Fall race done and dusted? In November, much of the road racing season is in the recent past. The base building, training and tapering is all all scratched off the list meaning that these next couple of months, for many of us, are a bit of a lull time. The off-season that follows the fall road racing calendar brings well-due relaxation time. The down side though is that this down time often invites poor nutritional habits now that food is no longer fuel for workouts and leftover Halloween candy and new holiday treats sneak their way into the day-to-day diet. This is the time of year to be more aware of nutritional slip-ups. We checked in with Jennifer Sygo, a registered dietitian and sports nutritionist who works with athletes on Team Canada’s track and field team to get some tips for runners to stay on track in the days, weeks and months after their race.

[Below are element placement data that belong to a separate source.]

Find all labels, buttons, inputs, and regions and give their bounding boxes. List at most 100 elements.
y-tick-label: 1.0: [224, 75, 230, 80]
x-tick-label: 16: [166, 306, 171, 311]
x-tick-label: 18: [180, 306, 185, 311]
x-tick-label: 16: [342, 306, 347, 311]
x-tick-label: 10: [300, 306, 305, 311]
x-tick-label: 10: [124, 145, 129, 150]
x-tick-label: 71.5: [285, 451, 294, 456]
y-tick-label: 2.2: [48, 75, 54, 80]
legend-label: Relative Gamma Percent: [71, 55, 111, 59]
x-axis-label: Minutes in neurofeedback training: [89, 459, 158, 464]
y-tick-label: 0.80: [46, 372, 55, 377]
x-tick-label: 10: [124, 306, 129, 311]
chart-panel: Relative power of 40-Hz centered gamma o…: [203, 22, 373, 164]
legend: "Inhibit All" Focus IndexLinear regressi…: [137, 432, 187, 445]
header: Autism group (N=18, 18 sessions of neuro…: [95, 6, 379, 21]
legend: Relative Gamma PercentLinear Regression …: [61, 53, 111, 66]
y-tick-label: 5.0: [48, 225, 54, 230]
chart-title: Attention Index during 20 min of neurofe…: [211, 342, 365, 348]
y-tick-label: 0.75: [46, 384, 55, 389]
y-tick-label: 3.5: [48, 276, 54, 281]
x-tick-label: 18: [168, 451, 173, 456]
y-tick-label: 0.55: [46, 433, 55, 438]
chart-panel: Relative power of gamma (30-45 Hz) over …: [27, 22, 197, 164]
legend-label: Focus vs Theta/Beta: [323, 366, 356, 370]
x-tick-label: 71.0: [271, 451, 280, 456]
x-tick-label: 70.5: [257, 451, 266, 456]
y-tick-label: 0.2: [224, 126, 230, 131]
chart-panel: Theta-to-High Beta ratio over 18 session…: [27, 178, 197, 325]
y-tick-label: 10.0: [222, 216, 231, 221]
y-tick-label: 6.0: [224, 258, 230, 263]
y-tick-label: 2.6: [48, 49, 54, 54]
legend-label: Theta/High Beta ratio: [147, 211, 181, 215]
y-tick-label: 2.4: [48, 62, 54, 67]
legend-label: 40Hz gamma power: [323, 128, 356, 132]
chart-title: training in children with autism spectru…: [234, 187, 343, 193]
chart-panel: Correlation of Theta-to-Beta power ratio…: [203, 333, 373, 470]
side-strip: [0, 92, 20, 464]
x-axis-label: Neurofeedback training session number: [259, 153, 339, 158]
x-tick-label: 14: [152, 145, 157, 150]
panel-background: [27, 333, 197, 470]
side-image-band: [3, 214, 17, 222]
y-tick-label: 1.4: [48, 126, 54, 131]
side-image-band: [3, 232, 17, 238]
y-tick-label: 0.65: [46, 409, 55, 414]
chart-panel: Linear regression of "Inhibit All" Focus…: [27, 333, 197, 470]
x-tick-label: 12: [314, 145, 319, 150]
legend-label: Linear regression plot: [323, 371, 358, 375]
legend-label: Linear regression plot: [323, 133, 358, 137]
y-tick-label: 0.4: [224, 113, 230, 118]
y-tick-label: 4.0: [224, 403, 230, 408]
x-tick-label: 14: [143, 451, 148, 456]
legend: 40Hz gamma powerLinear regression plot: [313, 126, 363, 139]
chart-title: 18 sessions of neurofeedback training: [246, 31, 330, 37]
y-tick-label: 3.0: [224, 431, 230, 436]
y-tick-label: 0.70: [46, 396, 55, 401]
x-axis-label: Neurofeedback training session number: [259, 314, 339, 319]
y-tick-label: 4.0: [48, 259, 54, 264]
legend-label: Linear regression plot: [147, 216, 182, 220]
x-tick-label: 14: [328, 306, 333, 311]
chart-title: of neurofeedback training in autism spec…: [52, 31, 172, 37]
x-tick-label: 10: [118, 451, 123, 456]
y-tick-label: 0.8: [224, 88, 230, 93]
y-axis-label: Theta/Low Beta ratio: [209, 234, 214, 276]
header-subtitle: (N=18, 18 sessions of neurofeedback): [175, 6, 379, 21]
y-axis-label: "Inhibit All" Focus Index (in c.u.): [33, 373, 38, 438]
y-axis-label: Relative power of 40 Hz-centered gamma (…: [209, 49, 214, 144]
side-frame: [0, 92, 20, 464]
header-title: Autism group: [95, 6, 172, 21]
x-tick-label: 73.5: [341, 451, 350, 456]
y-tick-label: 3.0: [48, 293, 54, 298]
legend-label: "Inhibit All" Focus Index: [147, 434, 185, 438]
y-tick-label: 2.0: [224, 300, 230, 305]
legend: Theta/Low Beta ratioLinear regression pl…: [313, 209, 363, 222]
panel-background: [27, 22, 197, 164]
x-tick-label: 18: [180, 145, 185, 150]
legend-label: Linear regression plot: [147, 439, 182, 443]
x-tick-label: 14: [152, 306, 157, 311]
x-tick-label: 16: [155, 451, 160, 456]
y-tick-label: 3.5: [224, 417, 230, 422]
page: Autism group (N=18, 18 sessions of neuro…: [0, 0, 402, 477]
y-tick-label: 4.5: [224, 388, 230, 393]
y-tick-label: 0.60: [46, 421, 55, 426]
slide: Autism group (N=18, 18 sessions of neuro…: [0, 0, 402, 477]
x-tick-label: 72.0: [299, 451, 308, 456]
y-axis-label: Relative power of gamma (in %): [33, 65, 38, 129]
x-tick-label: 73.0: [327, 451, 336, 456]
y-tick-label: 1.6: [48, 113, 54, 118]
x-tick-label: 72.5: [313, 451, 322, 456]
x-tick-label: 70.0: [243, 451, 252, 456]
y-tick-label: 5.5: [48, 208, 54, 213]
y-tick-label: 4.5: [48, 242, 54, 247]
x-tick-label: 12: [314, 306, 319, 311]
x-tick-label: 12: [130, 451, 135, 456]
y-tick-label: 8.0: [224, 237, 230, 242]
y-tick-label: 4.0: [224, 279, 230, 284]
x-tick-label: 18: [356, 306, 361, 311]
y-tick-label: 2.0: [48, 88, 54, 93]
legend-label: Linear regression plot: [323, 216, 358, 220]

Immediately after the race
Right after a goal race has been completed, many runners feel at a loss. Working towards one event for months can, understandably, mean that there’s a large void once it’s completed. “That can lead to a bit of a funk emotionally. When we don’t have a purpose, we slip into bad habits,” says Sygo. During the time right after your marathon it’s wise to check in: are you snacking because you’re bored or sulky? Best to steer clear.
A week after
“There’s also the reward mentality,” says Sygo. “I’ve accomplished my goal so I’m going to eat the cheesecake I don’t normally eat.” Most of us are a little more strict on our eating whilst in training mode and so reaching for that pint of beer or serving of ice cream is all in the name of celebration… until it becomes a habit. Absolutely indulge in the days after your race, but as Sygo notes, if this behaviour lasts weeks or months versus days, you’ve got yourself a problem.
Over the next two months
So you come off your half-marathon training only to be confronted with Halloween candy and holiday cookies everywhere you go. There’s perhaps no time of year that puts self-discipline to the test more so than the months of November and December. The best solution: either don’t keep the treats in the house or stash them away.”We know if we have access to tempting foods, we’re more likely to eat it. It’s as simple as that,” says Sygo. Another tip: “If you have those things you buy sometimes, this is a time of year not to.” For example, if you throw ice cream or cookies into the shopping cart on occasion, press pause on that until the new year.
Until your next training period
“If your training is reduced, your calorie and carb intake should drop,” says Sygo. Note the word “should” here. A smart habit that runners can easily add to their day-today routine is cutting high-carb sides like potatoes, starchy rice and pasta and swapping them for a healthier alternative. Think squash, beats, turnip or parsnips. That’s not so daunting now is it?